# Power Spectrum of CMB angle-l

1. Feb 1, 2015

### ChrisVer

http://pdg.lbl.gov/2013/reviews/rpp2013-rev-cosmic-microwave-background.pdf

Here one reads in sec. 26.2.4 that:

However it states that a single $Y_{lm}$ corresponds to angular variations of $\theta \sim \pi /l$.

I am not getting these statements. Also I find it difficult to understand, since most of the times, the power spectrum (eg. Fig. 26.1 in the above reference ) shows a figure of the amplitude versus on the lower axis the multipoles $l$ and on the upper axis the angles $\theta$. If there is no one-to-one correspondence between $\theta \text{-} l$ how does these figures make sense?

2. Feb 1, 2015

### Chalnoth

It's an approximate correspondence.

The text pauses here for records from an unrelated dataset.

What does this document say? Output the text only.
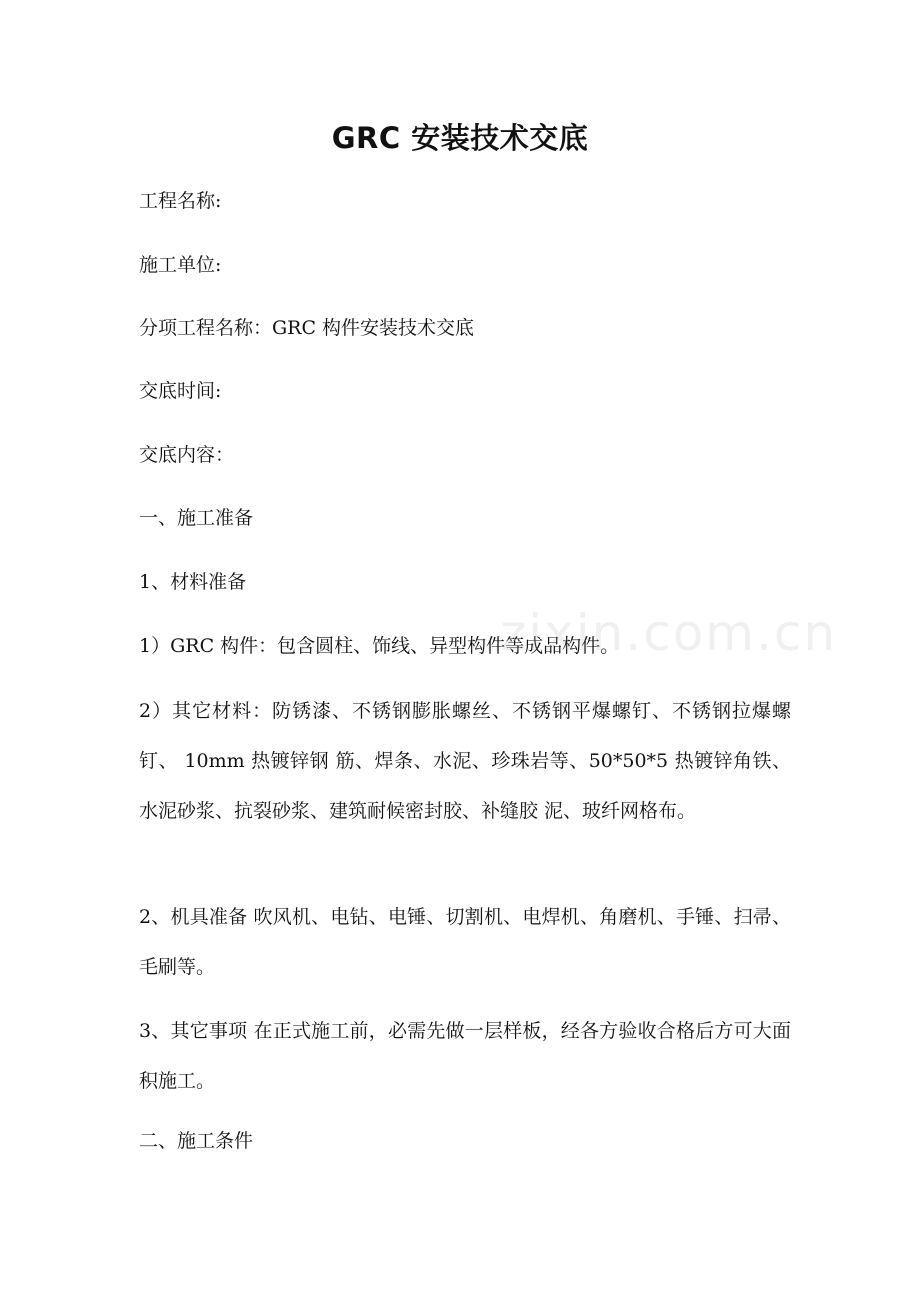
GRC 安装技术交底

工程名称:

施工单位:

分项工程名称：GRC 构件安装技术交底

交底时间:

交底内容：

一、施工准备

1、材料准备

1）GRC 构件：包含圆柱、饰线、异型构件等成品构件。

2）其它材料：防锈漆、不锈钢膨胀螺丝、不锈钢平爆螺钉、不锈钢拉爆螺钉、 10mm 热镀锌钢 筋、焊条、水泥、珍珠岩等、50*50*5 热镀锌角铁、水泥砂浆、抗裂砂浆、建筑耐候密封胶、补缝胶 泥、玻纤网格布。

2、机具准备 吹风机、电钻、电锤、切割机、电焊机、角磨机、手锤、扫帚、毛刷等。

3、其它事项 在正式施工前，必需先做一层样板，经各方验收合格后方可大面积施工。

二、施工条件

zixin.com.cn
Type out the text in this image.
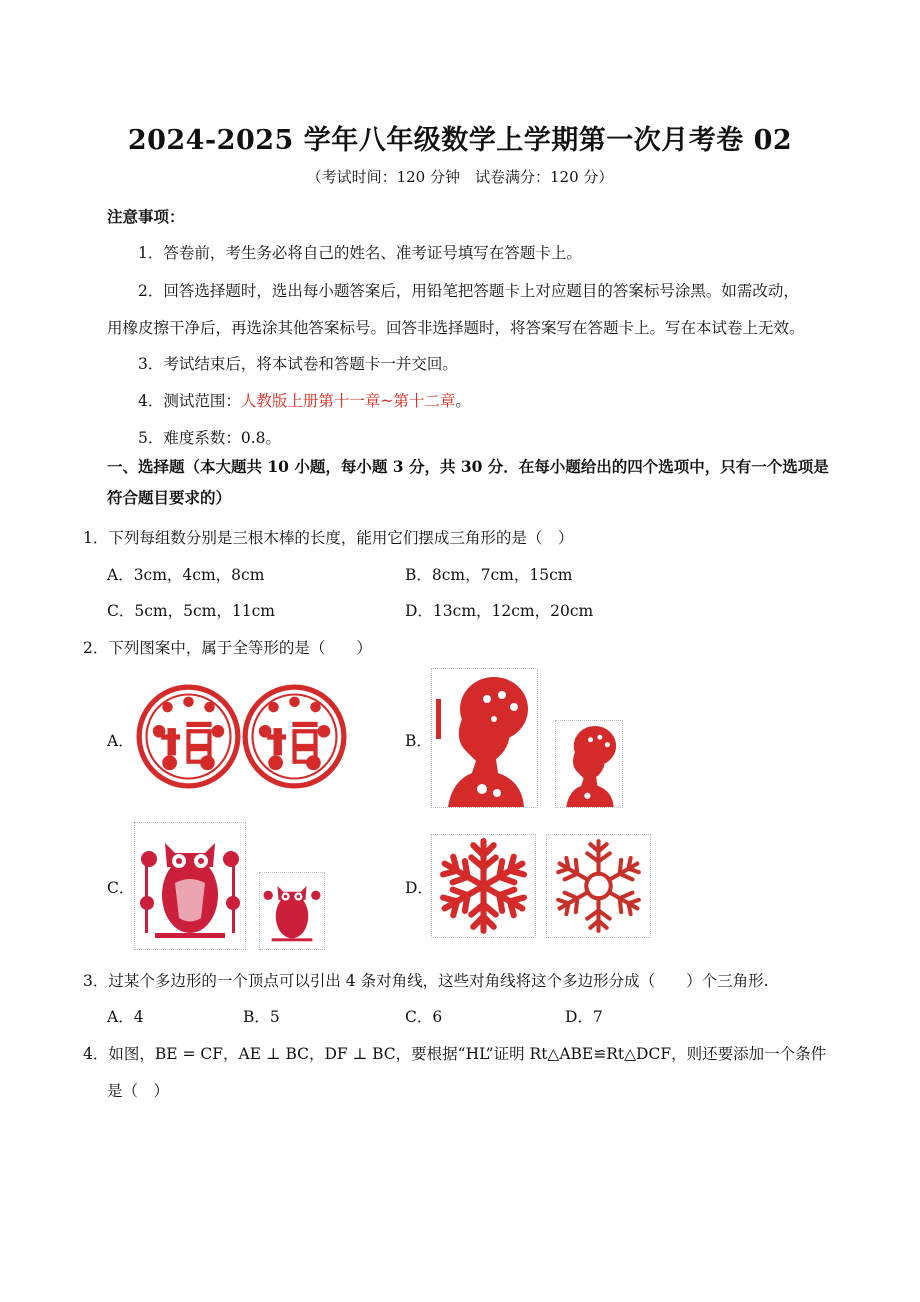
2024-2025 学年八年级数学上学期第一次月考卷 02
（考试时间：120 分钟　试卷满分：120 分）
注意事项：
1．答卷前，考生务必将自己的姓名、准考证号填写在答题卡上。
2．回答选择题时，选出每小题答案后，用铅笔把答题卡上对应题目的答案标号涂黑。如需改动，
用橡皮擦干净后，再选涂其他答案标号。回答非选择题时，将答案写在答题卡上。写在本试卷上无效。
3．考试结束后，将本试卷和答题卡一并交回。
4．测试范围：人教版上册第十一章~第十二章。
5．难度系数：0.8。
一、选择题（本大题共 10 小题，每小题 3 分，共 30 分．在每小题给出的四个选项中，只有一个选项是
符合题目要求的）
1．下列每组数分别是三根木棒的长度，能用它们摆成三角形的是（　）
A．3cm，4cm，8cm	B．8cm，7cm，15cm
C．5cm，5cm，11cm	D．13cm，12cm，20cm
2．下列图案中，属于全等形的是（　　）
A．	B．
C．	D．
3．过某个多边形的一个顶点可以引出 4 条对角线，这些对角线将这个多边形分成（　　）个三角形.
A．4	B．5	C．6	D．7
4．如图，BE = CF，AE ⊥ BC，DF ⊥ BC，要根据“HL”证明 Rt△ABE≌Rt△DCF，则还要添加一个条件
是（　）
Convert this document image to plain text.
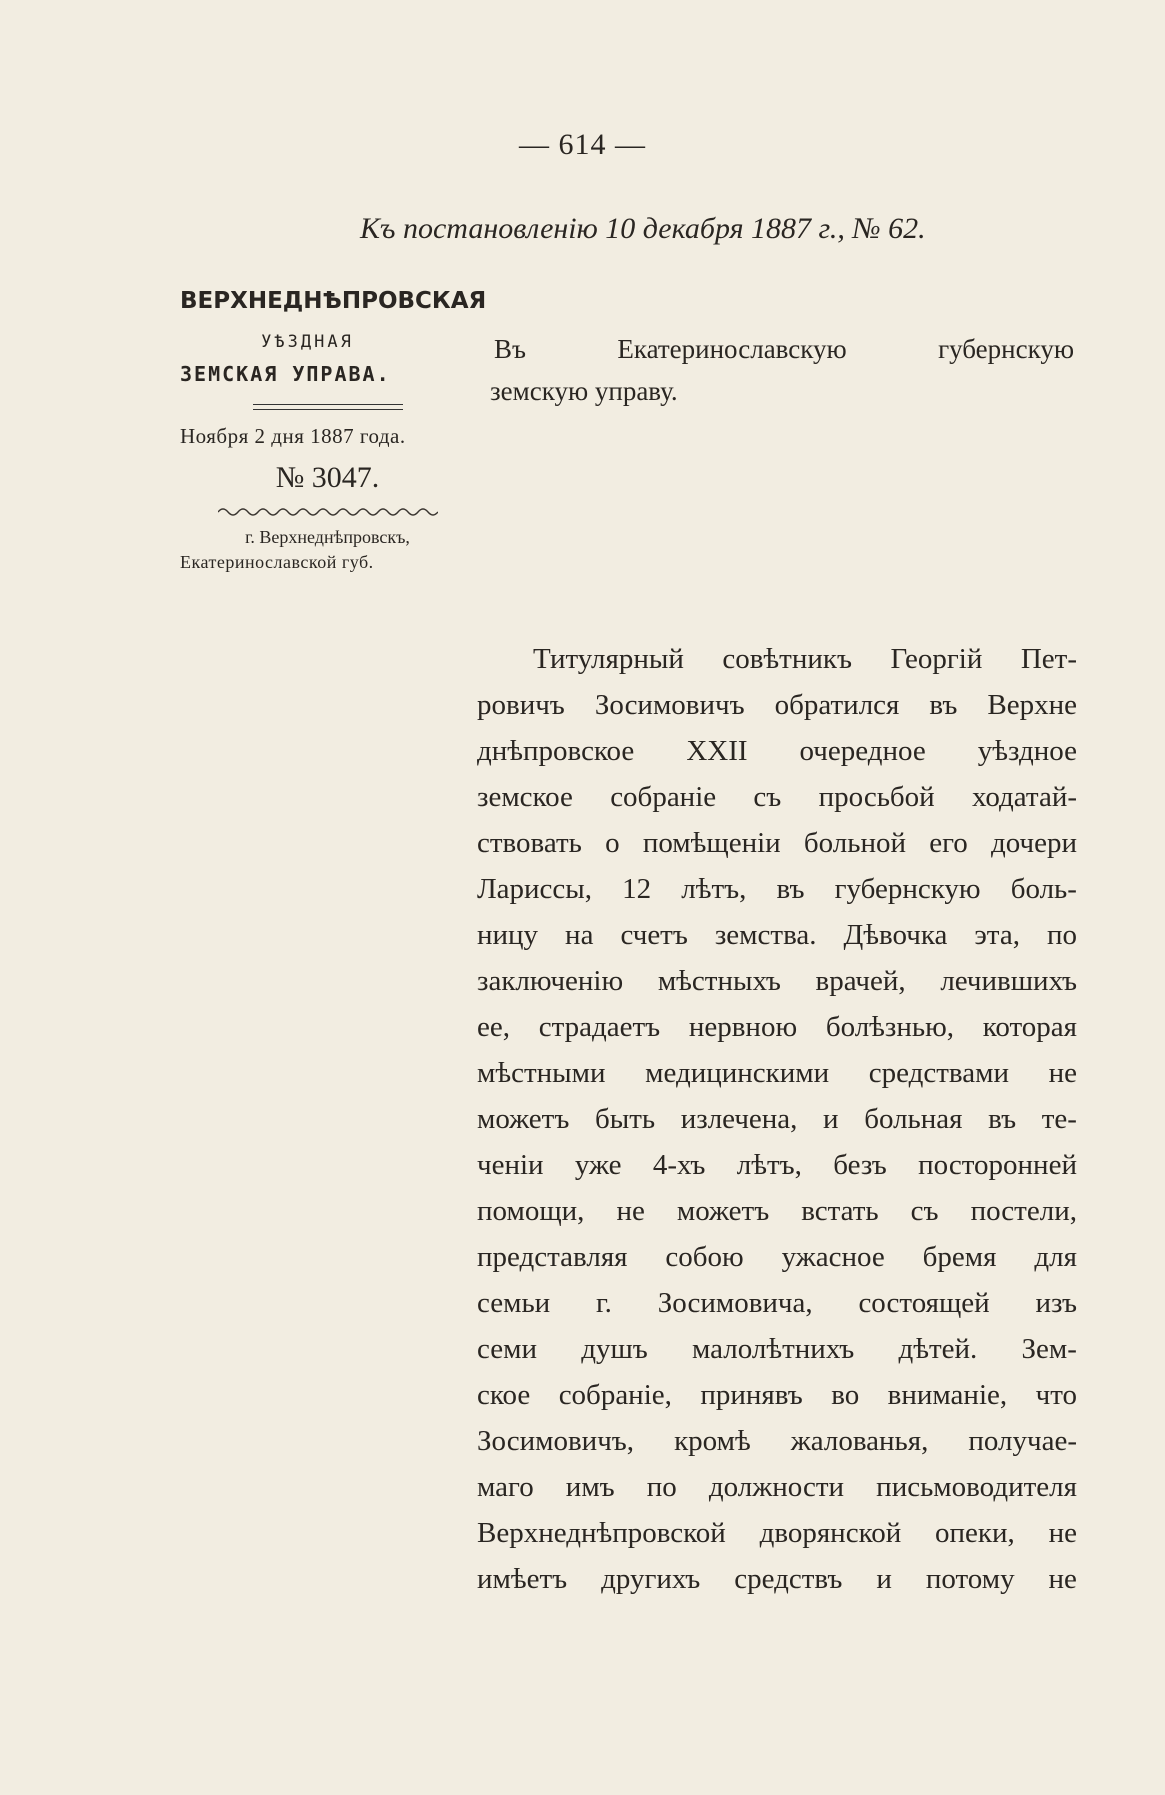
— 614 —
Къ постановленію 10 декабря 1887 г., № 62.
ВЕРХНЕДНѢПРОВСКАЯ
УѢЗДНАЯ
ЗЕМСКАЯ УПРАВА.
Ноября 2 дня 1887 года.
№ 3047.
г. Верхнеднѣпровскъ,
Екатеринославской губ.
Въ	Екатеринославскую	губернскую
земскую управу.
Титулярный совѣтникъ Георгій Пет-
ровичъ Зосимовичъ обратился въ Верхне
днѣпровское XXII очередное уѣздное
земское собраніе съ просьбой ходатай-
ствовать о помѣщеніи больной его дочери
Ларисcы, 12 лѣтъ, въ губернскую боль-
ницу на счетъ земства. Дѣвочка эта, по
заключенію мѣстныхъ врачей, лечившихъ
ее, страдаетъ нервною болѣзнью, которая
мѣстными медицинскими средствами не
можетъ быть излечена, и больная въ те-
ченіи уже 4-хъ лѣтъ, безъ посторонней
помощи, не можетъ встать съ постели,
представляя собою ужасное бремя для
семьи г. Зосимовича, состоящей изъ
семи душъ малолѣтнихъ дѣтей. Зем-
ское собраніе, принявъ во вниманіе, что
Зосимовичъ, кромѣ жалованья, получае-
маго имъ по должности письмоводителя
Верхнеднѣпровской дворянской опеки, не
имѣетъ другихъ средствъ и потому не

There can't be a one-to-one correspondence because the fact that it's on the surface of a sphere prevents that.

3. Feb 2, 2015

### bapowell

The $C_\ell$'s receive contributions from perturbations across a range of scales. On large angular scales where the Sachs-Wolfe effect dominates, each $C_\ell$ is dominated by contributions from perturbations subtending an angle of $\theta = \pi/\ell$. The approximate correspondence follows.

4. Feb 2, 2015

### Chalnoth

One way of looking at it is to examine the spherical harmonics where $\ell = |m|$. For these spherical harmonics, all of the variation of the signal is in the $\phi$ direction (angle of longitude): $e^{im\phi}$. The waves of the same $\ell$ but different $m$ represent different "directions" of an oscillation of approximately the same wavelength. The peak-to-trough distance of a wave $e^{i\ell\phi}$ is $\pi/\ell$. I believe this is considered a full wavelength in context because it is the amplitude squared that represents the real field: $Y_\ell^mY_\ell^{m*}$, and squaring the amplitude halves the wavelength.